A growing literature examines why welfare states expanded after 1945, and the most comprehensive variations of these studies begin with a theory of advanced capitalism. Prior to this period, the leading capitalist countries experienced high unemployment levels, severe inflation rates, government deficits, productivity declines, and increasing inequality. Although various combinations of public and private solutions attempted to prevent social unrest, broader developments irrevocably altered the economic, political, and social environment after World War II. Therefore, these countries reconsidered their idolization of the market and put greater emphasis on state intervention in the economy.
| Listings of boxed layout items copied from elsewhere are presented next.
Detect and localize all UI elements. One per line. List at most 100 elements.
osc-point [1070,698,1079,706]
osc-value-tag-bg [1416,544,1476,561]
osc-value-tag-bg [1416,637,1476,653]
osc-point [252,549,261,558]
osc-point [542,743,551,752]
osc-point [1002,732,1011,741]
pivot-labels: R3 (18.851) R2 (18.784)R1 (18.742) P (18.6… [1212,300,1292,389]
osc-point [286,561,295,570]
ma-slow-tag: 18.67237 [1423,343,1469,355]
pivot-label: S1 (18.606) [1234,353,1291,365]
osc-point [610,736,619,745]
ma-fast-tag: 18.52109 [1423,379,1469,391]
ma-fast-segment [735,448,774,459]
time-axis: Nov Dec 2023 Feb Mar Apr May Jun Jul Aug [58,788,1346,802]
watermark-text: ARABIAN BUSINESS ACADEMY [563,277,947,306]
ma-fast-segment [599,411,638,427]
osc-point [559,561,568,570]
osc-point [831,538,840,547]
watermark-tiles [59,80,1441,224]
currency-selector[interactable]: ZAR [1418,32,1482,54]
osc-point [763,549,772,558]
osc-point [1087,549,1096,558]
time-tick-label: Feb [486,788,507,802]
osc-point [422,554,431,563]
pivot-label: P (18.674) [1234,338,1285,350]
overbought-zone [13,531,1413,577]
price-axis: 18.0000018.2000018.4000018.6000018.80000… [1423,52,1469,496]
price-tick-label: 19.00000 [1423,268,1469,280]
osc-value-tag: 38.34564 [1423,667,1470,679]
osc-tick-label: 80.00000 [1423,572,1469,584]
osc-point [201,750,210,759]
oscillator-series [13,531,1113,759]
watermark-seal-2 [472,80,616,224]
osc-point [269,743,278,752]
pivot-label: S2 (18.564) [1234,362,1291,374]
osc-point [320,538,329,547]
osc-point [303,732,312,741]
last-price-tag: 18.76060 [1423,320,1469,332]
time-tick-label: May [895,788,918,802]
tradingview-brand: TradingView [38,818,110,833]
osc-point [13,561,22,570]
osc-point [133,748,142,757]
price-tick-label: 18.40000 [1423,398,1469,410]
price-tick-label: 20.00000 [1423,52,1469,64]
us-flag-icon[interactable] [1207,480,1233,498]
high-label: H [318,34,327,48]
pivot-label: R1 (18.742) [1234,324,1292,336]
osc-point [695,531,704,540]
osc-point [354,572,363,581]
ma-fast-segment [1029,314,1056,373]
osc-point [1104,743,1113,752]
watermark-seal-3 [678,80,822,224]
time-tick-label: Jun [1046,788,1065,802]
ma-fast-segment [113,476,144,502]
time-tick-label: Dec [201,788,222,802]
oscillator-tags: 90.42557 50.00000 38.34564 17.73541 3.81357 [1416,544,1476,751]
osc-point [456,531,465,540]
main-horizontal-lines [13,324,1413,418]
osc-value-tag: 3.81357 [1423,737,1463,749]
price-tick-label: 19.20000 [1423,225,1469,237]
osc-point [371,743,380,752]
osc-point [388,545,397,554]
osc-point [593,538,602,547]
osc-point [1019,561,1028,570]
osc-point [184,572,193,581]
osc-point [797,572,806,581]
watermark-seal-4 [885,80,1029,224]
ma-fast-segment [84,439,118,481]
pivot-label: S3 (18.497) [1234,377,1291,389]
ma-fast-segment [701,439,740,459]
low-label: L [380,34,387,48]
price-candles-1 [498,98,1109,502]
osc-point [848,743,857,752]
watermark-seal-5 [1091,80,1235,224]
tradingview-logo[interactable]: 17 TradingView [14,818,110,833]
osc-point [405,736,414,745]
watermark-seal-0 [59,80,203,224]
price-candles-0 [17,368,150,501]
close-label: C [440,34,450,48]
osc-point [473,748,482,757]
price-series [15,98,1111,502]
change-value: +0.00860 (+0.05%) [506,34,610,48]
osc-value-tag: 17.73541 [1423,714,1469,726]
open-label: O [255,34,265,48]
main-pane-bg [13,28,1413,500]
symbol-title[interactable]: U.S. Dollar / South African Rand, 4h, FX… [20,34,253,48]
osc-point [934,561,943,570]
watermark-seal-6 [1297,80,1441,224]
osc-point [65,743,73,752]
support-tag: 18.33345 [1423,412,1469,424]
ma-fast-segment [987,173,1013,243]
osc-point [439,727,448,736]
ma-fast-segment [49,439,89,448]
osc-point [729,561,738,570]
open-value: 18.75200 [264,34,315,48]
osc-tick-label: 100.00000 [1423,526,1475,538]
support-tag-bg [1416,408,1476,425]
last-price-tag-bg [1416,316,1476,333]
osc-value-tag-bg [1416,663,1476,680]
On the one hand, the welfare state was to ensure the reproduction of all conditions of production. State regulation, then, emerged as an essential basis of economic process as well as the precondition for the maintenance of an adequate labor force for new patterns of production. On the other hand, the idea behind the welfare state depended heavily on a compromise between social actors in the face of a powerful material and ideological competitor, socialism, which threatened the very existence of the capitalist system. The state's role, then, would be to mitigate class conflict and to balance the asymmetric power relation between labor and capital. Labor unions were recognized as the legitimate economic and political representatives of working class both in collective bargaining process and public policy formulation.

Within this context, ideas of John Maynard Keynes (1883–1946) provided the ideological justification and theoretical basis of welfare states at a time when the Great Depression still had its hold on industrialized economies, and neoclassical economics offered no clear solutions. Keynes argued that public expenditures could maintain a certain demand level without affecting profits and smooth out the fluctuations of the market. Moreover, he claimed that monetary expansion, by controlling the level of interest rates, would result in investments that would create new jobs. With the widespread acceptance of Keynesian assumptions after 1945, government fiscal and monetary policies ensured an environment for a nonhostile labor force and favored the growth of mass markets and standardized patterns of consumption. Indeed, the period between 1945 and 1960s is generally referred to as the “Golden Age” of capitalism.